Claudia Moncada, ajuste une dernière fois le bustier de sa robe jaune mettant en valeur ses formes généreuses. Dans quelques minutes, elle participera à un défilé de Miss pas comme les autres: les prétendantes à la couronne, sont condamnées pour assassinat, vol ou trafic de stupéfiants.

C'est une de ces traditions colombiennes qui surprennent: depuis une quinzaine d'années, à la fin du mois de septembre, les prisonnières sont autorisées à rendre hommage à leur patronne, la «Vierge des grâces», avec des concerts et des fêtes qui incluent souvent des défilés de Miss.

«En Colombie, il y a des concours de beauté partout, cela fait partie de notre culture», explique Teresa Moya directrice de l'administration pénitentiaire colombienne (Inpec).

«C'est l'occasion d'oublier toute la souffrance et la tristesse de la prison. Aujourd'hui la nourriture est meilleure, les gardiens sont sympas, et toutes les filles sont heureuse», confie Claudia Moncada, 30 ans, dont deux passés derrière barreaux pour des faits qu'elle refuse d'évoquer.

«Désolée chérie je n'ai pas de fond de teint pour les jambes!», entend-on crier dans l'un des deux salons de coiffure de la prison du Buen Pastor a Bogota, où Claudia doit encore passer deux ans: c'est Alfonso Llano surnommé «Pocho» par les détenues, qui s'active.

Coiffeur professionnel, il a pris part à la fête car les Miss sont aussi des «filles dignes et généreuses, qui un jour ont commis une erreur», explique-t-il: «elles m'apportent beaucoup de tendresse et je les traite comme n'importe quel mannequin», ajoute-t-il avec émotion.

Claudia est nerveuse. Elle représentera la section quatre de la prison, car seules 16 prisonnières sur 1493, au préalable élues par leurs camarades, participent cette année au concours.

Les autres détenues, vêtues d'élégantes robes blanches prêtées par des couturiers, forment un cortège pour les accompagner jusqu'au podium installé dans la cour de la prison.

Quand Claudia grimpe les marches, sûre d'elle, ses camarades la noient sous les confettis fabriqués avec de vieux magazine et hurlent: «la quatre a une reine!». Claudia ouvre la «fiesta», pendant laquelle se succèdent, pendant quatre heures, concerts, défilés et même un moonwalk de prisonnières étrangères, en hommage à Michael Jackson.
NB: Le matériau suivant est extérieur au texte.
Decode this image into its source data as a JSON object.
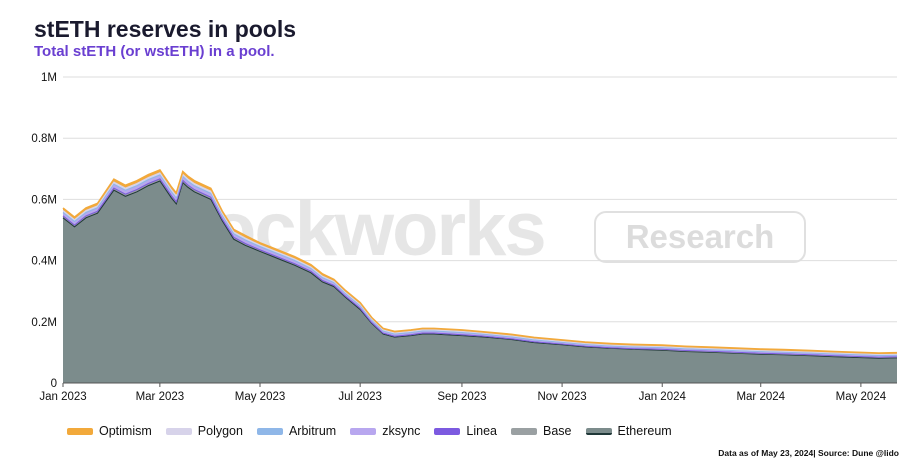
{
  "header": {
    "title": "stETH reserves in pools",
    "subtitle": "Total stETH (or wstETH) in a pool."
  },
  "watermark": {
    "brand": "Blockworks",
    "tag": "Research"
  },
  "footnote": "Data as of May 23, 2024| Source: Dune @lido",
  "colors": {
    "Optimism": "#f2a93b",
    "Polygon": "#d7d3ea",
    "Arbitrum": "#8fb7e8",
    "zksync": "#b8a7ef",
    "Linea": "#7c5ae0",
    "Base": "#9aa0a2",
    "Ethereum": "#7c8c8c",
    "Ethereum_line": "#203838",
    "grid": "#dedede"
  },
  "chart_data": {
    "type": "area",
    "stacked": true,
    "title": "stETH reserves in pools",
    "subtitle": "Total stETH (or wstETH) in a pool.",
    "xlabel": "",
    "ylabel": "",
    "x_range": [
      "2023-01-01",
      "2024-05-23"
    ],
    "ylim": [
      0,
      1000000
    ],
    "y_ticks": [
      0,
      200000,
      400000,
      600000,
      800000,
      1000000
    ],
    "y_tick_labels": [
      "0",
      "0.2M",
      "0.4M",
      "0.6M",
      "0.8M",
      "1M"
    ],
    "x_ticks": [
      "2023-01-01",
      "2023-03-01",
      "2023-05-01",
      "2023-07-01",
      "2023-09-01",
      "2023-11-01",
      "2024-01-01",
      "2024-03-01",
      "2024-05-01"
    ],
    "x_tick_labels": [
      "Jan 2023",
      "Mar 2023",
      "May 2023",
      "Jul 2023",
      "Sep 2023",
      "Nov 2023",
      "Jan 2024",
      "Mar 2024",
      "May 2024"
    ],
    "grid": true,
    "legend_position": "bottom-left",
    "series_order": [
      "Optimism",
      "Polygon",
      "Arbitrum",
      "zksync",
      "Linea",
      "Base",
      "Ethereum"
    ],
    "x": [
      "2023-01-01",
      "2023-01-08",
      "2023-01-15",
      "2023-01-22",
      "2023-02-01",
      "2023-02-08",
      "2023-02-15",
      "2023-02-22",
      "2023-03-01",
      "2023-03-08",
      "2023-03-11",
      "2023-03-15",
      "2023-03-18",
      "2023-03-22",
      "2023-04-01",
      "2023-04-08",
      "2023-04-15",
      "2023-04-22",
      "2023-05-01",
      "2023-05-08",
      "2023-05-15",
      "2023-05-22",
      "2023-06-01",
      "2023-06-08",
      "2023-06-15",
      "2023-06-22",
      "2023-07-01",
      "2023-07-08",
      "2023-07-15",
      "2023-07-22",
      "2023-08-01",
      "2023-08-08",
      "2023-08-15",
      "2023-08-22",
      "2023-09-01",
      "2023-09-15",
      "2023-10-01",
      "2023-10-15",
      "2023-11-01",
      "2023-11-15",
      "2023-12-01",
      "2023-12-15",
      "2024-01-01",
      "2024-01-15",
      "2024-02-01",
      "2024-02-15",
      "2024-03-01",
      "2024-03-15",
      "2024-04-01",
      "2024-04-15",
      "2024-05-01",
      "2024-05-12",
      "2024-05-23"
    ],
    "series": [
      {
        "name": "Ethereum",
        "values": [
          540000,
          510000,
          540000,
          555000,
          630000,
          610000,
          625000,
          645000,
          660000,
          605000,
          585000,
          655000,
          640000,
          625000,
          600000,
          530000,
          470000,
          450000,
          430000,
          415000,
          400000,
          385000,
          360000,
          330000,
          315000,
          280000,
          240000,
          195000,
          160000,
          150000,
          155000,
          160000,
          160000,
          158000,
          155000,
          150000,
          142000,
          132000,
          125000,
          118000,
          113000,
          110000,
          107000,
          103000,
          100000,
          97000,
          94000,
          92000,
          89000,
          86000,
          83000,
          81000,
          82000
        ]
      },
      {
        "name": "Base",
        "values": [
          6000,
          6000,
          6000,
          6000,
          7000,
          7000,
          7000,
          7000,
          7000,
          7000,
          7000,
          7000,
          7000,
          7000,
          7000,
          6000,
          6000,
          6000,
          5000,
          5000,
          5000,
          5000,
          5000,
          5000,
          4000,
          4000,
          4000,
          3000,
          3000,
          3000,
          3000,
          3000,
          3000,
          3000,
          3000,
          2500,
          2500,
          2500,
          2500,
          2500,
          2500,
          2500,
          2500,
          2500,
          2500,
          2500,
          2500,
          2500,
          2500,
          2500,
          2500,
          2500,
          2500
        ]
      },
      {
        "name": "Linea",
        "values": [
          0,
          0,
          0,
          0,
          0,
          0,
          0,
          0,
          0,
          0,
          0,
          0,
          0,
          0,
          0,
          0,
          0,
          0,
          0,
          0,
          0,
          0,
          0,
          0,
          0,
          0,
          0,
          0,
          0,
          0,
          0,
          0,
          0,
          0,
          0,
          0,
          0,
          0,
          0,
          0,
          0,
          0,
          1000,
          1000,
          1000,
          1000,
          1000,
          1000,
          1000,
          1000,
          1000,
          1000,
          1000
        ]
      },
      {
        "name": "zksync",
        "values": [
          8000,
          8000,
          8000,
          8000,
          9000,
          9000,
          9000,
          9000,
          9000,
          9000,
          9000,
          9000,
          9000,
          9000,
          9000,
          8000,
          8000,
          8000,
          7000,
          7000,
          7000,
          7000,
          6000,
          6000,
          6000,
          5000,
          5000,
          5000,
          4000,
          4000,
          4000,
          4000,
          4000,
          4000,
          4000,
          3500,
          3500,
          3500,
          3000,
          3000,
          3000,
          3000,
          3000,
          3000,
          3000,
          3000,
          3000,
          3000,
          3000,
          3000,
          3000,
          3000,
          3000
        ]
      },
      {
        "name": "Arbitrum",
        "values": [
          4000,
          4000,
          4000,
          4000,
          4000,
          4000,
          4000,
          4000,
          4000,
          4000,
          4000,
          4000,
          4000,
          4000,
          4000,
          4000,
          4000,
          4000,
          4000,
          4000,
          4000,
          4000,
          3500,
          3500,
          3500,
          3500,
          3500,
          3000,
          3000,
          3000,
          3000,
          3000,
          3000,
          3000,
          3000,
          3000,
          3000,
          3000,
          2500,
          2500,
          2500,
          2500,
          2500,
          2500,
          2500,
          2500,
          2500,
          2500,
          2500,
          2500,
          2500,
          2500,
          2500
        ]
      },
      {
        "name": "Polygon",
        "values": [
          6000,
          6000,
          6000,
          6000,
          7000,
          7000,
          7000,
          7000,
          7000,
          7000,
          7000,
          7000,
          7000,
          7000,
          7000,
          6000,
          6000,
          6000,
          5000,
          5000,
          5000,
          5000,
          5000,
          5000,
          4000,
          4000,
          4000,
          3500,
          3500,
          3500,
          3500,
          3500,
          3500,
          3500,
          3500,
          3000,
          3000,
          3000,
          3000,
          3000,
          3000,
          3000,
          3000,
          3000,
          3000,
          3000,
          3000,
          3000,
          3000,
          3000,
          3000,
          3000,
          3000
        ]
      },
      {
        "name": "Optimism",
        "values": [
          8000,
          8000,
          8000,
          8000,
          9000,
          9000,
          9000,
          9000,
          9000,
          9000,
          9000,
          9000,
          9000,
          9000,
          9000,
          8000,
          8000,
          8000,
          7000,
          7000,
          7000,
          7000,
          7000,
          7000,
          6000,
          6000,
          6000,
          5000,
          5000,
          5000,
          5000,
          5000,
          5000,
          5000,
          5000,
          5000,
          5000,
          5000,
          5000,
          5000,
          5000,
          5000,
          5000,
          5000,
          5000,
          5000,
          5000,
          5000,
          5000,
          5000,
          5000,
          5000,
          5000
        ]
      }
    ]
  }
}
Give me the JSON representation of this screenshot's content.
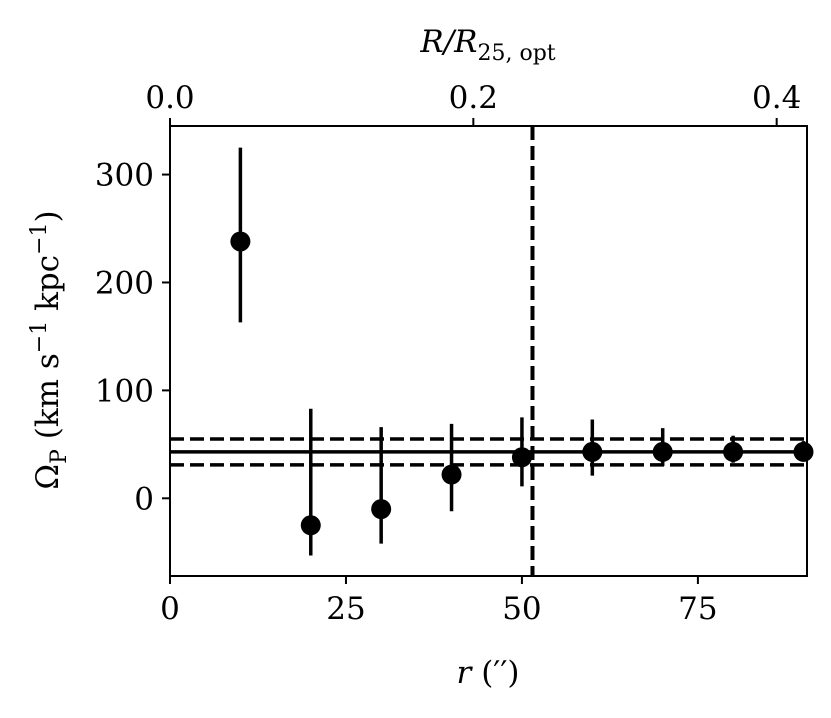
{
  "chart_data": {
    "type": "scatter",
    "title": "",
    "xlabel": {
      "symbol": "r",
      "unit": " (′′)"
    },
    "ylabel": {
      "symbol": "Ω",
      "sub": "P",
      "unit_a": " (km s",
      "sup_a": "−1",
      "unit_b": " kpc",
      "sup_b": "−1",
      "close": ")"
    },
    "top_xlabel": {
      "symbol": "R",
      "mid": "/R",
      "sub": "25, opt"
    },
    "xlim": [
      0,
      90.5
    ],
    "ylim": [
      -72,
      345
    ],
    "xticks": [
      0,
      25,
      50,
      75
    ],
    "yticks": [
      0,
      100,
      200,
      300
    ],
    "top_xlim": [
      0,
      0.42
    ],
    "top_xticks": [
      {
        "value": 0.0,
        "label": "0.0"
      },
      {
        "value": 0.2,
        "label": "0.2"
      },
      {
        "value": 0.4,
        "label": "0.4"
      }
    ],
    "points": [
      {
        "x": 10,
        "y": 238,
        "yerr": [
          75,
          87
        ]
      },
      {
        "x": 20,
        "y": -25,
        "yerr": [
          28,
          108
        ]
      },
      {
        "x": 30,
        "y": -10,
        "yerr": [
          32,
          76
        ]
      },
      {
        "x": 40,
        "y": 22,
        "yerr": [
          34,
          47
        ]
      },
      {
        "x": 50,
        "y": 38,
        "yerr": [
          27,
          37
        ]
      },
      {
        "x": 60,
        "y": 43,
        "yerr": [
          22,
          30
        ]
      },
      {
        "x": 70,
        "y": 43,
        "yerr": [
          13,
          22
        ]
      },
      {
        "x": 80,
        "y": 43,
        "yerr": [
          10,
          15
        ]
      },
      {
        "x": 90,
        "y": 43,
        "yerr": [
          8,
          10
        ]
      }
    ],
    "hlines": [
      {
        "y": 43,
        "style": "solid"
      },
      {
        "y": 55,
        "style": "dashed"
      },
      {
        "y": 31,
        "style": "dashed"
      }
    ],
    "vline": {
      "x": 51.5,
      "style": "dashed"
    },
    "grid": false,
    "colors": {
      "marker": "#000000",
      "line": "#000000"
    }
  }
}
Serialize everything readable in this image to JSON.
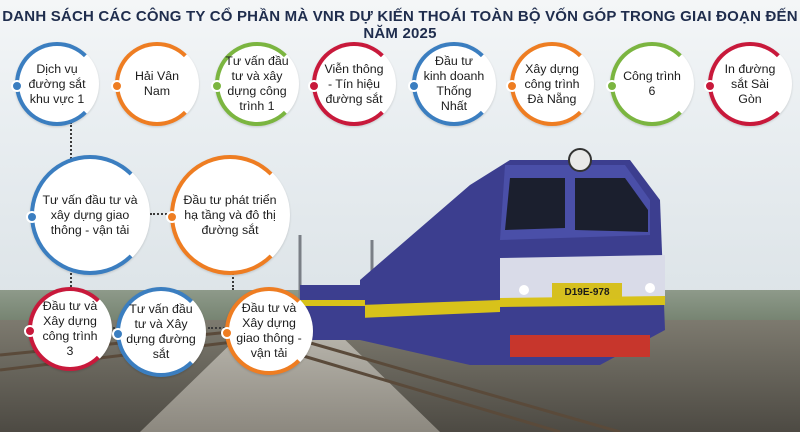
{
  "title": "DANH SÁCH CÁC CÔNG TY CỔ PHẦN MÀ VNR DỰ KIẾN THOÁI TOÀN BỘ VỐN GÓP TRONG GIAI ĐOẠN ĐẾN NĂM 2025",
  "locomotive_number": "D19E-978",
  "colors": {
    "title": "#1f2d4d",
    "blue": "#3b7ec0",
    "orange": "#ee7d22",
    "green": "#7bb540",
    "red": "#c8193b",
    "purple": "#6a3e98",
    "train_body": "#3c3e8f",
    "train_stripe": "#d8c21a"
  },
  "companies": [
    {
      "label": "Dịch vụ đường sắt khu vực 1",
      "color": "blue"
    },
    {
      "label": "Hải Vân Nam",
      "color": "orange"
    },
    {
      "label": "Tư vấn đầu tư và xây dựng công trình 1",
      "color": "green"
    },
    {
      "label": "Viễn thông - Tín hiệu đường sắt",
      "color": "red"
    },
    {
      "label": "Đầu tư kinh doanh Thống Nhất",
      "color": "blue"
    },
    {
      "label": "Xây dựng công trình Đà Nẵng",
      "color": "orange"
    },
    {
      "label": "Công trình 6",
      "color": "green"
    },
    {
      "label": "In đường sắt Sài Gòn",
      "color": "red"
    },
    {
      "label": "Tư vấn đầu tư và xây dựng giao thông - vận tải",
      "color": "blue"
    },
    {
      "label": "Đầu tư phát triển hạ tầng và đô thị đường sắt",
      "color": "orange"
    },
    {
      "label": "Đầu tư và Xây dựng công trình 3",
      "color": "red"
    },
    {
      "label": "Tư vấn đầu tư và Xây dựng đường sắt",
      "color": "blue"
    },
    {
      "label": "Đầu tư và Xây dựng giao thông - vận tải",
      "color": "orange"
    }
  ]
}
Le tout Bogota du monde du spectacle et des médias s'est déplacé pour l'occasion, formant un jury qui observe attentivement chaque candidate.

Très professionels, les jurés se sont ensuite retirés pour délibérer.

Puis c'est la directrice de l'administration pénitentiaire qui a pris la parole, livrant l'identité des gagnantes de l'année 2009: deuxième dauphine, première dauphine et reine. Claudia, comme en 2008, remporte le titre de première dauphine. Elle aurait voulu être reine, mais «c'est bien comme cela», dit-t-elle en tentant de contenir sa déception.

Cette année c'est Sonia Vergara qui porte la couronne du Buen Pastor. Condamnée à cinq ans pour avoir inventé un enlèvement par la guérilla et obtenir l'argent de la rançon, en compagnie d'un fonctionnaire espagnol de la Commission européenne, Carlos Ayala Saavedra, son incarcération avait eu un certain écho dans les médias.

Petit à petit, les filles rentrent dans leurs sections, la joie s'évapore dans la prison un peu décâtie aux murs de béton nu du Buen Pastor.

Les miss se déshabillent dans le salon de beauté désormais dénué de toute magie. « Merci beaucoup 'Pocho' « souffle Ninfa, une des candidates en embrassant le coiffeur. Les larmes aux yeux, 'Pocho' la serre dans ses bras: «il te reste combien de temps ?».